In one of the largest adult vaccine clinical trials ever, researchers have found that an experimental vaccine against shingles (zoster vaccine) prevented about half of cases of shingles -- a painful nerve and skin infection -- and dramatically reduced its severity and complications in vaccinated persons who got the disease, according to the National Institute of Allergy and Infectious Diseases (NIAID).

The findings appear in the June 2 issue of The New England Journal of Medicine. The Shingles Prevention Study, conducted over five-and-a-half years, was led by the Department of Veterans Affairs (VA) and carried out in collaboration with the NIAID and Merck & Co.

The trial was conducted at 22 study sites nationwide, including 16 VA medical centers and six clinical research sites outside the VA system coordinated through NIAID. Between November 1998 and September 2001, the multicenter research team enrolled more than 38,500 men and women age 60 or older into the study. Half of the participants received a single injection of the zoster vaccine -- a live, weakened form of varicella-zoster virus, the virus responsible for chickenpox; the other half received a placebo vaccine. Neither the researchers nor the participants knew who received vaccine and who received placebo until after the study was over.
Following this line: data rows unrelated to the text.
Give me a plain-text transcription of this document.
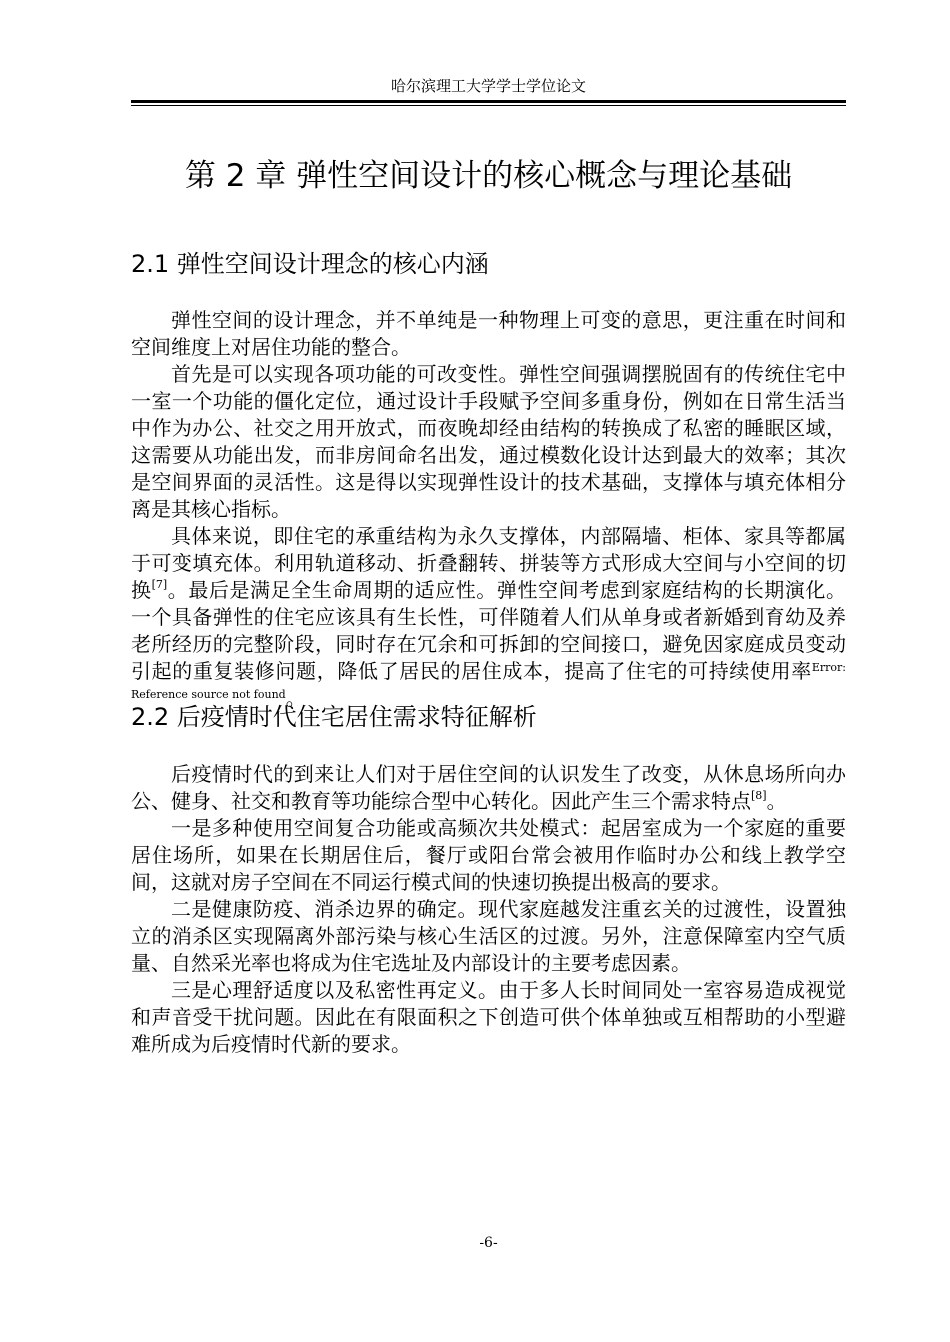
哈尔滨理工大学学士学位论文
第 2 章 弹性空间设计的核心概念与理论基础
2.1 弹性空间设计理念的核心内涵

弹性空间的设计理念，并不单纯是一种物理上可变的意思，更注重在时间和空间维度上对居住功能的整合。

首先是可以实现各项功能的可改变性。弹性空间强调摆脱固有的传统住宅中一室一个功能的僵化定位，通过设计手段赋予空间多重身份，例如在日常生活当中作为办公、社交之用开放式，而夜晚却经由结构的转换成了私密的睡眠区域，这需要从功能出发，而非房间命名出发，通过模数化设计达到最大的效率；其次是空间界面的灵活性。这是得以实现弹性设计的技术基础，支撑体与填充体相分离是其核心指标。

具体来说，即住宅的承重结构为永久支撑体，内部隔墙、柜体、家具等都属于可变填充体。利用轨道移动、折叠翻转、拼装等方式形成大空间与小空间的切换[7]。最后是满足全生命周期的适应性。弹性空间考虑到家庭结构的长期演化。一个具备弹性的住宅应该具有生长性，可伴随着人们从单身或者新婚到育幼及养老所经历的完整阶段，同时存在冗余和可拆卸的空间接口，避免因家庭成员变动引起的重复装修问题，降低了居民的居住成本，提高了住宅的可持续使用率$^{Error: Reference source not found}$。

2.2 后疫情时代住宅居住需求特征解析

后疫情时代的到来让人们对于居住空间的认识发生了改变，从休息场所向办公、健身、社交和教育等功能综合型中心转化。因此产生三个需求特点[8]。

一是多种使用空间复合功能或高频次共处模式：起居室成为一个家庭的重要居住场所，如果在长期居住后，餐厅或阳台常会被用作临时办公和线上教学空间，这就对房子空间在不同运行模式间的快速切换提出极高的要求。

二是健康防疫、消杀边界的确定。现代家庭越发注重玄关的过渡性，设置独立的消杀区实现隔离外部污染与核心生活区的过渡。另外，注意保障室内空气质量、自然采光率也将成为住宅选址及内部设计的主要考虑因素。

三是心理舒适度以及私密性再定义。由于多人长时间同处一室容易造成视觉和声音受干扰问题。因此在有限面积之下创造可供个体单独或互相帮助的小型避难所成为后疫情时代新的要求。

-6-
During an average of more than three years of follow-up, the vaccine reduced the incidence of shingles by 51 percent: 642 cases of shingles occurred among those in the placebo group compared with only 315 in the vaccinated group. Among all vaccine recipients, the total burden of pain and discomfort due to shingles was 61 percent lower than in placebo recipients. Moreover, the zoster vaccine reduced the incidence of postherpetic neuralgia by two-thirds compared with placebo. The vaccine was well-tolerated, with the rates of serious adverse events low and local reactions at the vaccination site generally mild.